When Americans call 911 in an emergency situation, they expect a calm, knowledgeable voice on the other end. And that’s what they get when they reach the emergency dispatchers for U.S. Army Garrison Rheinland-Pfalz.
In Germany, the phone number for fire and medical emergencies is 112, and the number for police is 110. Those numbers connect callers to a German emergency operator who will transfer the call to an English-speaking dispatcher. However, garrison dispatchers emphasized if those in need of assistance can’t remember which number to call, they can still dial 911.
“The garrison has 12 dispatchers between Rhine Ordnance Barracks and Baumholder. They handle about 1,000 emergency calls for service each year,” said Marshall Fiedler, garrison fire chief. “Their performance has been excellent.”
The USAG RP dispatchers, who are all bilingual local nationals, work 24-hour shifts similar to firefighters, taking calls from garrison kasernes stretching from the Coleman Work Site in Mannheim to Miesau Army Depot. The average call taking-time — the time from picking up the phone, recording the vital information needed, then dispatching emergency crews — is just 70 seconds, according to Fiedler.
“We deal with law enforcement and fire stations. Every shift begins with radio checks and signing on the systems,” said Carlos Moenko, a dispatcher for 13 years, the last six years with the garrison. “A lot of it is pretty normal stuff. Occasionally, we get the chance to help save lives.”
During their shift the two dispatchers on duty tag-team their responsibilities. They test and monitor all of the fire alarm and communication systems, conduct proficiency and qualification training, test phone communications with all fire stations twice a day, coordinate and provide translation services when the local community dispatchers need help and coordinate and transfer emergency calls to the Ramstein dispatch center as needed. Somewhere among all that and emergency calls, they alternate taking required sleep breaks.
Alisha Braun has been a USAG RP emergency dispatcher for two years, but emergency service has been a part of her life since she began volunteering at her local fire department when she was 11 years old.

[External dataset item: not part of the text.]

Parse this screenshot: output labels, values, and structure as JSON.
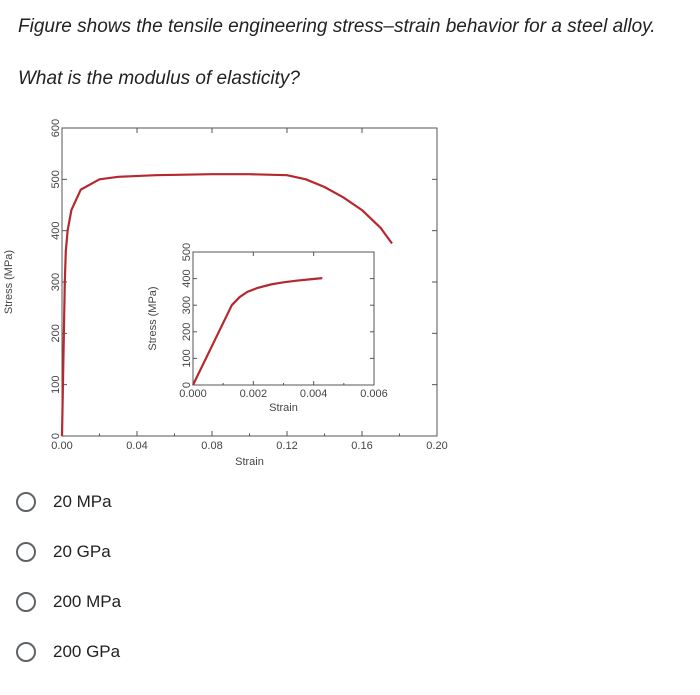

“It was always my biggest dream to work in a fire department,” she said. “We learned a lot about the rigors of the fire department, we got a lot of training and a lot of fire safety instruction.”
For calls into the German emergency numbers, “As soon as they hear English, they hit the transfer button,” explained Moenko. “The connection is instant.”
Moenko related a story where a call was transferred to him for a man who was barely conscious in a truck and hard to understand.
“It was clear that he was in and out of consciousness and I was trying to figure out where he was,” he said. “I called the German police and told them where I thought he was and listened as they got there. That was a good one.”
Unfortunately, not every emergency call has a happy ending.
“In my first year, I had an American spouse call just after her Soldier husband had committed suicide,” Braun recalled. “I provided translation for the German fire department in her town. It was a horrible call.”
Moenko says dispatchers understand when someone calls 112 or 911 that they are usually not calm. But, he asks that they try to remember the who, what and where of the event they’re calling about. Otherwise, it can delay the emergency response.
Ute Sponheimer has been a dispatcher on military installations for 33 years, 18 of those on Smith Barracks in Baumholder. She said she had to get up to speed quickly because the 9/11 terrorist attacks happened in her first week on The Rock.
“Quickly, we started getting a lot of calls about suspicious cars and people walking around taking pictures and that kind of thing as the gates were closed and people started worrying about security,” she recalled.
Sponheimer said she’s been a person who helps other people since her childhood. When she’s not at the dispatching console, she’s a German Red Cross volunteer. She said she feels like she was meant to be a dispatcher.
“Dispatchers get both kinds of calls. I remember helping the German dispatchers with a Bulgarian man having a heart attack. It took a long time to figure out where he was between him being somewhere on the autobahn and the language barrier. But, I heard the ambulance get there and they saved him,” she recalled. “The worst call I had was talking to a new mother who just found her newborn dead from Sudden Infant Death Syndrome. You have to stay calm and professional, but your heart breaks for them.”
“The dispatchers are the first voice customers hear when they need help. They are the first, and most important, link in the emergency response chain,” Fiedler said. “The information they gather, the reassurance they give to the caller, and their actions to dispatch first responders are vital to our department’s continued success.”